I have been reading a small book by Julian Stallabrass, who lectures at the Courtauld Institute of Art in London. The edition that I have is entitled Contemporary Art: A Very Short Introduction, (one of a series of Very Short Introductions from Oxford University Press) but it was first published in 2004 under the title Art Incorporated, which better reflects its contents. The book discusses the period 1989 to about 2002, covering the collapse of the Communist states in Eastern Europe and the emergence of the U.S. as the sole superpower, the stockmarket crash of the late 1980s, the boom in the 1990s and the dot-com crash of 2000. The book contains a sustained discussion of the relationship of the art world to globalisation, neoliberal ideology, rampant capitalism and consumerism, with reference to a substantial number of individual artists and artworks.

A few quotes from the book:

"Art prices and the volume of art sales tend to match the stock markets closely, and it is no accident that the world's major financial centres are also the principal centres for the sale of art."

"Corporate culture has thoroughly assimilated the discourse of a tamed post-modernism.
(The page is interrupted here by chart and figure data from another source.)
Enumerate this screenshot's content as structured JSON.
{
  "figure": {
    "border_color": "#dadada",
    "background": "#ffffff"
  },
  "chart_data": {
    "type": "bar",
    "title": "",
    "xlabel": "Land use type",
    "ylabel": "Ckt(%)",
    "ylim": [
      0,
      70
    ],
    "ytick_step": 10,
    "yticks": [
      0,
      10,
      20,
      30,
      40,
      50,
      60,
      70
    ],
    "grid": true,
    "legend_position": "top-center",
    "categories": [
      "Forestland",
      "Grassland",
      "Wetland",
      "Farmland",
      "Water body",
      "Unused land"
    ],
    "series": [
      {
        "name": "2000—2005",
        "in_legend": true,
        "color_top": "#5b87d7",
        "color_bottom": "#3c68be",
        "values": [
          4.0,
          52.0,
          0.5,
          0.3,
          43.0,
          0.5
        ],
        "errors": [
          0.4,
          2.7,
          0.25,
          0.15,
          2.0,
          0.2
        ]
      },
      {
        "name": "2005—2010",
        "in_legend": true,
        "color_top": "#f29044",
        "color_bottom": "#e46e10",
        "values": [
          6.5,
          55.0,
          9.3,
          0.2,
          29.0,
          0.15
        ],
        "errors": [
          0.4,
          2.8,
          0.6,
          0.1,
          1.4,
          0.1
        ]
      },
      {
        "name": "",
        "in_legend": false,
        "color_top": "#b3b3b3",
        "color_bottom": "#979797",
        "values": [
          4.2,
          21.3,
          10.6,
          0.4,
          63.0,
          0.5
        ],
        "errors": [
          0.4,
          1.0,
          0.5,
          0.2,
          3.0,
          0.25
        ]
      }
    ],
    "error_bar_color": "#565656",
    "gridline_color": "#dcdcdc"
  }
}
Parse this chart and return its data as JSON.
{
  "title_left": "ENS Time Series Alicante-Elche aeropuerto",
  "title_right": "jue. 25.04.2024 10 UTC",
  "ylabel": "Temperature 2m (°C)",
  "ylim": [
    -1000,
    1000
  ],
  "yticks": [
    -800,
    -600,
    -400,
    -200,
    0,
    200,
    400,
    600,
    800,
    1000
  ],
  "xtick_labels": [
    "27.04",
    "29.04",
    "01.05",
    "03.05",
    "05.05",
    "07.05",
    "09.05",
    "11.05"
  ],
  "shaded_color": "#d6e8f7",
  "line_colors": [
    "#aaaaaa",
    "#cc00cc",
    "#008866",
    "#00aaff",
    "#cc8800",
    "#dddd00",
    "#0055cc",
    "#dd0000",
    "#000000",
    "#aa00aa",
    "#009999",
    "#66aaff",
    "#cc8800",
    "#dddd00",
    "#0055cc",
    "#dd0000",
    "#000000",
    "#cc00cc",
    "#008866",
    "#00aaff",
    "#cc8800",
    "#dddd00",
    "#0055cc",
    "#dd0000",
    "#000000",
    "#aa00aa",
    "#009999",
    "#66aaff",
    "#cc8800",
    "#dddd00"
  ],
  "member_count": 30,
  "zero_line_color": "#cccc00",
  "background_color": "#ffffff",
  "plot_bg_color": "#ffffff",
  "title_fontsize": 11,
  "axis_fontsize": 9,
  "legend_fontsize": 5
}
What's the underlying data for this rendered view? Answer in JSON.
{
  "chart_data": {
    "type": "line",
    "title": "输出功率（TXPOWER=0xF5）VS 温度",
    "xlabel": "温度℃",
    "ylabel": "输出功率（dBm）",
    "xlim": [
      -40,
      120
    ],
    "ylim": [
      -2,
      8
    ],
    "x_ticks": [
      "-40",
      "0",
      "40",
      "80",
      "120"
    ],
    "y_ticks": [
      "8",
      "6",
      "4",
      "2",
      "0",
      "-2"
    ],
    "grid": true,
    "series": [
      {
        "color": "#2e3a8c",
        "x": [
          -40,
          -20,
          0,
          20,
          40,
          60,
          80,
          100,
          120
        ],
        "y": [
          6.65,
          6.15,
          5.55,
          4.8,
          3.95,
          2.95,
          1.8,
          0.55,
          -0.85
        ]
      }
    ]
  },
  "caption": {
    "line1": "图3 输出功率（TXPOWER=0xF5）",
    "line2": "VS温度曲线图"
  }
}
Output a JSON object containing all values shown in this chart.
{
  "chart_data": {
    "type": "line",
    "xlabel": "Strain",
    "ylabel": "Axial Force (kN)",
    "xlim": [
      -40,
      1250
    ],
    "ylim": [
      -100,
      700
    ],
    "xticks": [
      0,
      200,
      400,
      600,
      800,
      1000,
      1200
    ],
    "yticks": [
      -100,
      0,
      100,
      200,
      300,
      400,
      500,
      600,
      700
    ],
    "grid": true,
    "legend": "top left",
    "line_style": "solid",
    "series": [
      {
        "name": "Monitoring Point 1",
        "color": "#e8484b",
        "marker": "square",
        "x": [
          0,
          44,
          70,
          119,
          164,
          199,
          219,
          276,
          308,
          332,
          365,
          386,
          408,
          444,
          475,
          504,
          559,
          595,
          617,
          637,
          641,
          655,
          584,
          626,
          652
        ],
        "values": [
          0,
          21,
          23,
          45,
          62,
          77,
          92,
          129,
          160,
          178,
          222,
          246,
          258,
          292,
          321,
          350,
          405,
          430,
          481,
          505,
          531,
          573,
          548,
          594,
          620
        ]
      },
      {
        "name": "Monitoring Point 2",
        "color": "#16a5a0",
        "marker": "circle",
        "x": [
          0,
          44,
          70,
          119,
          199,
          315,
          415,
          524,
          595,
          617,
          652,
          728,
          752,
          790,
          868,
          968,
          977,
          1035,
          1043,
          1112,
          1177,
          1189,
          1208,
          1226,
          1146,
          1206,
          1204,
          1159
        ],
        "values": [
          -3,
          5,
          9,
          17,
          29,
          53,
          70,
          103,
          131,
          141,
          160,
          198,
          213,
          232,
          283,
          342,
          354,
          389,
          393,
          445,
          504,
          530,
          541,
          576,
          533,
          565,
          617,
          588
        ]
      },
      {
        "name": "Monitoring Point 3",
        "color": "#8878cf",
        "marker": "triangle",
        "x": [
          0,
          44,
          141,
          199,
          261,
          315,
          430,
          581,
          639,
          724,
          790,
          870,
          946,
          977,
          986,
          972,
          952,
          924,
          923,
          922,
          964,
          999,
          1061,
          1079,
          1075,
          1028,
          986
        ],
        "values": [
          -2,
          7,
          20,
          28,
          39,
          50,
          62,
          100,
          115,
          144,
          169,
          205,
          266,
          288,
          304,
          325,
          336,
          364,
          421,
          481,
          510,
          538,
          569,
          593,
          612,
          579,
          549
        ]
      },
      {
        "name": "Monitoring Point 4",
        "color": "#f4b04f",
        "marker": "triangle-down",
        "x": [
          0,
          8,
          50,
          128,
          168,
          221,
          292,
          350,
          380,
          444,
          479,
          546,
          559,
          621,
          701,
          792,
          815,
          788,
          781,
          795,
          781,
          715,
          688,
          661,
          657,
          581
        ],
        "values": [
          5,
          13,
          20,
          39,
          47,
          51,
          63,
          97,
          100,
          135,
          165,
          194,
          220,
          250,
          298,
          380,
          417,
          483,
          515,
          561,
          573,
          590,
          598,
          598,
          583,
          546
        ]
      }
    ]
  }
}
As in mass culture, art's very lack of convention has become entirely conventional."

And, even more strongly:
"The daring novelty of free art - in its continual breaking with conventions - is only a pale rendition of the continual evaporation of certainties produced by capital itself, which tears up all resistance to the unrestricted flow across the globe of funds, data, products, and finally the bodies of millions of migrants."

In the context of the proliferation of biennales in the 1990s:
''Just as business executives circled the earth in search of new markets, so a breed of nomadic global curators began to do the same, shuttling from one biennale or transnational art event to another ..."

"[A biennale] performs the same function for a city ... as a Picasso above the fireplace does for a tobacco executive."

In discussing an exhibition of Chinese art in Hong Kong in the context of globalisation, making the point that the welcome for "exotic" artists in the international art scene is very selective:
"... such works [in more traditional Communist and realist styles] were genuinely different from Western productions and therefore invisible to the global art system".

And a rather depressing conclusion:
"To break with the autonomy of free art is to remove one of the masks of free trade. Or, to put it the other way round, if free trade is to be abandoned as a model for global development, so must its ally, free art."

Despite the conclusion, I found the book refreshing!